Series Editor: Jennie Batchelor
Editor: Dianne Dugaw
Volumes 1–3
Teresa Constantia Phillips, An Apology For The Conduct of Mrs Teresia Constantia Phillips (1748)
Teresia Constantia Phillips’s notorious memoir appealed to readers to be judge and jury in the case made against her reputation and character. Raped as a teenager by a ‘Mr Grimes’, and forced into a succession of sexual liaisons to alleviate her financial distress, Phillips set out to wrest control of her public image, and to challenge those individuals who defined a woman’s worth solely in sexual and economic terms. One of the best-known and notorious memoirs of the eighteenth century, Phillips’s Apology has emerged in recent scholarship as a text that is important not only for its provocative challenge to sentimental constructions of female character, but for its contribution to the development of autobiography as a modern literary form. Memoirs of Scandalous Women makes this intriguing and influential text available to scholars in a modern edition for the first time.
Volume 4
Elizabeth Gooch, The Life of Mrs Gooch (1792)
A wealthy heiress who later turned to writing poetry and novels to support herself, Elizabeth Villa-Real was married to the adulterous William Gooch after a whirlwind six-week courtship. Deemed an ‘incumbrance’ once her fortune had been secured, William Gooch cast doubt upon Elizabeth’s fidelity an eventually abandoned her in France, with her reputation in tatters. Gooch’s Life, like her 1788 Appeal to the Public, catalogues her disastrous marriage as well as the sexual misadventures and financial hardships she experienced in both France and England after being discarded by her husband.

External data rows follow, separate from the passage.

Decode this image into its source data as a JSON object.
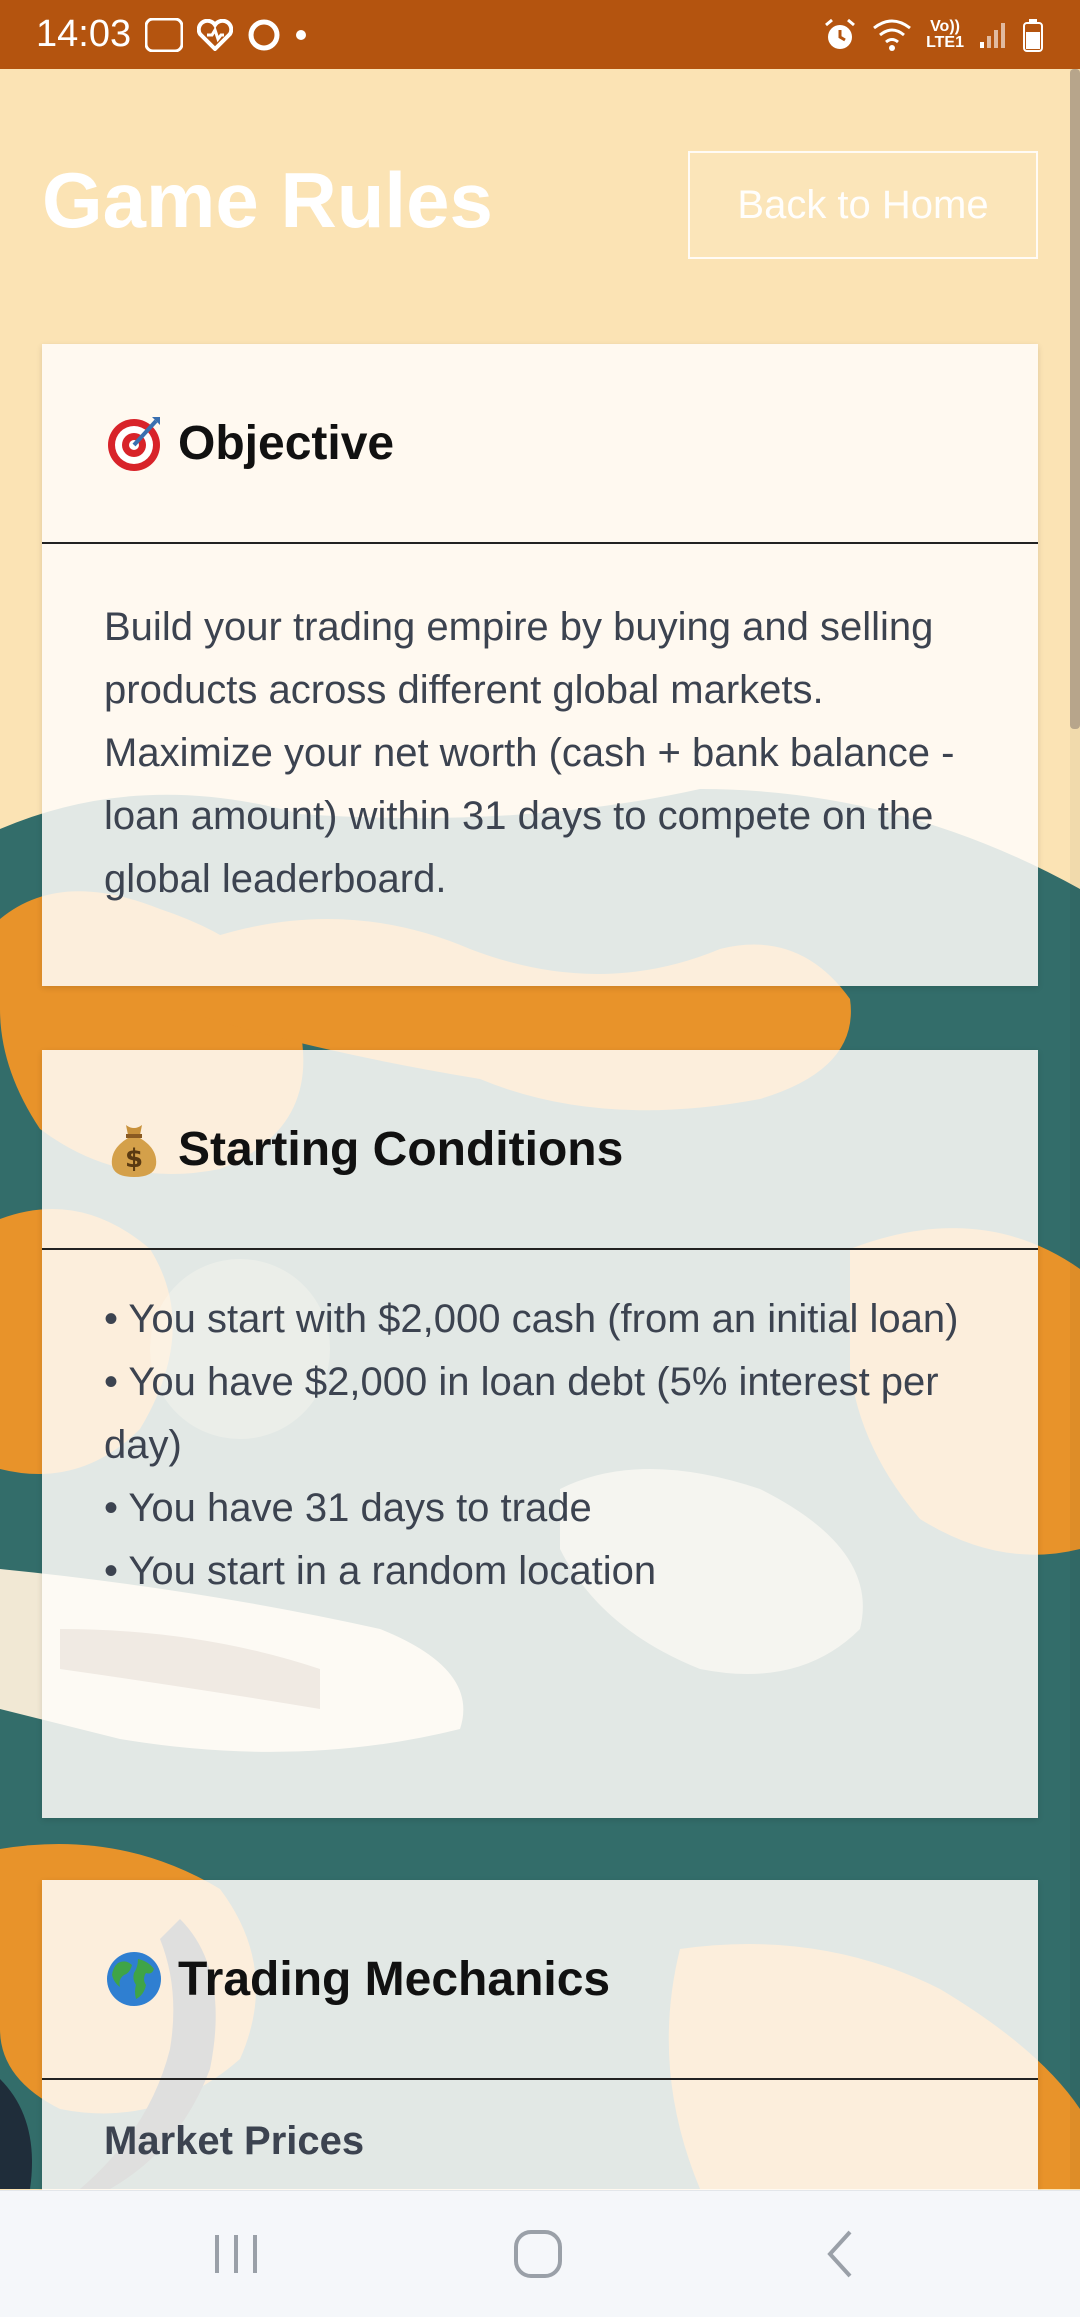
{
  "status_bar": {
    "time": "14:03",
    "left_icons": [
      "ring-icon",
      "heart-app-icon",
      "circle-app-icon",
      "dot-indicator"
    ],
    "ring_label": "ring",
    "volte_label_top": "Vo))",
    "volte_label_bottom": "LTE1",
    "right_icons": [
      "alarm-icon",
      "wifi-icon",
      "volte-icon",
      "signal-icon",
      "battery-icon"
    ]
  },
  "header": {
    "title": "Game Rules",
    "back_button_label": "Back to Home"
  },
  "cards": {
    "objective": {
      "icon": "target-icon",
      "title": "Objective",
      "body": "Build your trading empire by buying and selling products across different global markets. Maximize your net worth (cash + bank balance - loan amount) within 31 days to compete on the global leaderboard."
    },
    "starting": {
      "icon": "money-bag-icon",
      "title": "Starting Conditions",
      "items": [
        "• You start with $2,000 cash (from an initial loan)",
        "• You have $2,000 in loan debt (5% interest per day)",
        "• You have 31 days to trade",
        "• You start in a random location"
      ]
    },
    "trading": {
      "icon": "globe-icon",
      "title": "Trading Mechanics",
      "subheading": "Market Prices"
    }
  },
  "navbar": {
    "buttons": [
      "recent-apps-button",
      "home-button",
      "back-button"
    ]
  },
  "colors": {
    "status_bar": "#b4540f",
    "page_bg": "#fbe3b4",
    "card_bg": "#fffdf9",
    "body_text": "#3c4350",
    "map_ocean": "#336d6a",
    "map_land": "#e8932a"
  }
}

Though Gooch made no secret that her memoir was written out of financial ‘NECESSITY’, like Phillips, she wrote also to demand ‘justice’ for herself and to defend her honour as a woman lacking protection and guidance. Her spirited memoir reveals and contests the sexual double standards that lay at the heart of eighteenth-century culture.
Volume 5
Christian Davies, The Life and Adventures of Mrs Christian Davies (1740)
Hannah Snell, The Female Soldier (1750)
Francoise de Houssay, A Narrative of the Sufferings of Louise Francoise de Houssay, de Bannes (1796)
Mary Ann Talbot, The Life and Surprising Adventures of Mary Ann Talbot (1809)
This volume brings together the memoirs of four women, who, for love, revenge or survival, masqueraded as men and entered military service. These extraordinary, popular, and often fiercely patriotic narratives offer fascinating insights into such conflicts as the War of Spanish Succession and the French Revolution, and force twenty-first-century readers to question the perceived rigidity of gender, class and sexual norms during the second half of the long eighteenth century.